If the deceased was receiving payments under provincial or territorial child benefit and credit programs administered by the CRA, there is no need to apply separately to qualify. We will use the information from the application to determine the new caregiver’s eligibility for these programs.
Net Capital Losses
Generally, when allowable capital losses are more than taxable capital gains, the difference is a net capital loss. The rate used to determine the taxable part of a capital gain and the allowable part of a capital loss is called an inclusion rate. For 2015, the inclusion rate is one-half. Therefore, an allowable capital loss is one-half of a capital loss and a taxable capital gain is one-half of a capital gain. Net capital losses cannot be carried forward from a T1 return to a T3 return.
There are two methods you can use to deal with net capital losses at the time of death.
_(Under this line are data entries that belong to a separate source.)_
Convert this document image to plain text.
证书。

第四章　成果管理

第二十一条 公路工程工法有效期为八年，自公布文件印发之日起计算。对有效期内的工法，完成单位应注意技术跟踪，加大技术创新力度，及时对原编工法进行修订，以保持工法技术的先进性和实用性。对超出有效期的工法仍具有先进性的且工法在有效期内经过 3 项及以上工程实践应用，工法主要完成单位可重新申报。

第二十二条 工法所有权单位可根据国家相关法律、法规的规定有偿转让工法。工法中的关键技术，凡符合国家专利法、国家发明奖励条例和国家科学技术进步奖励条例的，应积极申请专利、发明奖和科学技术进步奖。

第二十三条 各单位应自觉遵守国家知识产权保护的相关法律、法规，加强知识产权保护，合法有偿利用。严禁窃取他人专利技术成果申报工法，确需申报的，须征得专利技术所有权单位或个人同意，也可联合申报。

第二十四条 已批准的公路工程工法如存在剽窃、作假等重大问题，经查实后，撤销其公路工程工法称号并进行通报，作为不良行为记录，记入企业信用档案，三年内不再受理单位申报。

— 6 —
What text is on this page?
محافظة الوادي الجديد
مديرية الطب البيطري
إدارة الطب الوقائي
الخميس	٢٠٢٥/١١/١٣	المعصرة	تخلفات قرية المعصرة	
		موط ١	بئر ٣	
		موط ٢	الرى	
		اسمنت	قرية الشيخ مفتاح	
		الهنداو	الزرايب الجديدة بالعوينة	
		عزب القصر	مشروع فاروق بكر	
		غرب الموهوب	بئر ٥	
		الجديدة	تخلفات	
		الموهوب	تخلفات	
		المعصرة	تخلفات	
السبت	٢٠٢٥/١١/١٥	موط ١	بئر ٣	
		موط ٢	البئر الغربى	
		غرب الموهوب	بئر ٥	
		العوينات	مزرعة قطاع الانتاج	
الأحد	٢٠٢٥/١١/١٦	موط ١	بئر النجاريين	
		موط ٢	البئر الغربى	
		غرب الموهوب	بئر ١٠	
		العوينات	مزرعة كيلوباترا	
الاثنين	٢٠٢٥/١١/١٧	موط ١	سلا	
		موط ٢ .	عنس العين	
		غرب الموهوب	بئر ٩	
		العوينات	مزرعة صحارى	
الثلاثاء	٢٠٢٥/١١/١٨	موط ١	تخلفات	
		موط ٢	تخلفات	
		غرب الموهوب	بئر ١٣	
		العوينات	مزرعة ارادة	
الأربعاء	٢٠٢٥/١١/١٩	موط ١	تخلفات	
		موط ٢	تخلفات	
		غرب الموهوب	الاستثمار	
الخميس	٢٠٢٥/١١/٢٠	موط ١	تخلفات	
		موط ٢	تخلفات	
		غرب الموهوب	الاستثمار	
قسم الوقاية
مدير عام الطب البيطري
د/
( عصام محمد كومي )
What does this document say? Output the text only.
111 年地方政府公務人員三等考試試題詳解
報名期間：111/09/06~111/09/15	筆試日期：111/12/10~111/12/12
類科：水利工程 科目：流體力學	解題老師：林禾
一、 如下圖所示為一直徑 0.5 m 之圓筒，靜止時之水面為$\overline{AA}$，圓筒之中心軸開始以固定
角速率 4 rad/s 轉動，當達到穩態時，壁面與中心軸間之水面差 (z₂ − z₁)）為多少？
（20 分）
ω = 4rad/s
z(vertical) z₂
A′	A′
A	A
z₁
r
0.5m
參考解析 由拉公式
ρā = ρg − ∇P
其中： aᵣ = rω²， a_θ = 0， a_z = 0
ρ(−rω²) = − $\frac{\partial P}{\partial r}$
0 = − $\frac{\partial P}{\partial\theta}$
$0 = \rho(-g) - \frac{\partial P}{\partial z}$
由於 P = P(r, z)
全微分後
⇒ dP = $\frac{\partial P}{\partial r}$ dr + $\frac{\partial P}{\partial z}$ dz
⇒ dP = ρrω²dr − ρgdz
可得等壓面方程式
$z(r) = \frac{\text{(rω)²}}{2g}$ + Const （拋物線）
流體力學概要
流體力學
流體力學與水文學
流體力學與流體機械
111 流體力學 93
Method A – You can carry back a 2015 net capital loss to reduce any taxable capital gains in any of the three tax years before the year of death. If you are applying it against taxable capital gains realized in 2012, 2013, or 2014, you do not need to make any adjustment because the inclusion rate is the same in all three years. The loss you carry back cannot be more than the taxable capital gains in those years. To ask for a loss carryback, complete “Section III − Net capital loss for carryback” on Form T1A, Request for Loss Carryback, and send it to your tax centre. Don’t file an amended return for the year to which you want to apply the loss.
After you carry back the loss, there may be an amount left. You may be able to use some of the remaining amount to reduce other income on the final return, the return for the year before the year of death, or both returns. However, before you do this, you must calculate the amount you can use.
From the net capital loss, you have left, subtract any capital gains deductions the deceased has claimed to date. Use any loss left to reduce other income for the year of death, the year before the year of death, or for both years.
Method B – You can choose not to carry back the net capital loss to reduce taxable capital gains from earlier years. You may prefer to reduce other income on the final return, the return for the year before the year of death, or both returns. However, before you do this, you must calculate the amount you can use.
From the net capital loss, subtract any capital gains deductions the deceased has claimed to date. Use any loss remaining to reduce other income for the year of death, the year before the year of death, or for both years. If you claim any remaining net capital loss in the year of death, you should claim it as a negative amount in brackets at line 127 – Capital Gains of the final return.
Do not use a capital loss claimed against other income at line 127 – Capital Gains in the calculation of net income for the purposes of calculating other amounts such as social benefit repayments, provincial or territorial tax credits, and those non-refundable tax credits requiring the use of net income.
When someone dies, there are a lot of things to deal with, and the taxman is one of those. CRA does recognize that you are going through a tough time after someone’s death, and can be quite helpful at such times. It’s always best to talk to a professional before dealing with the tax side of a taxpayer’s death.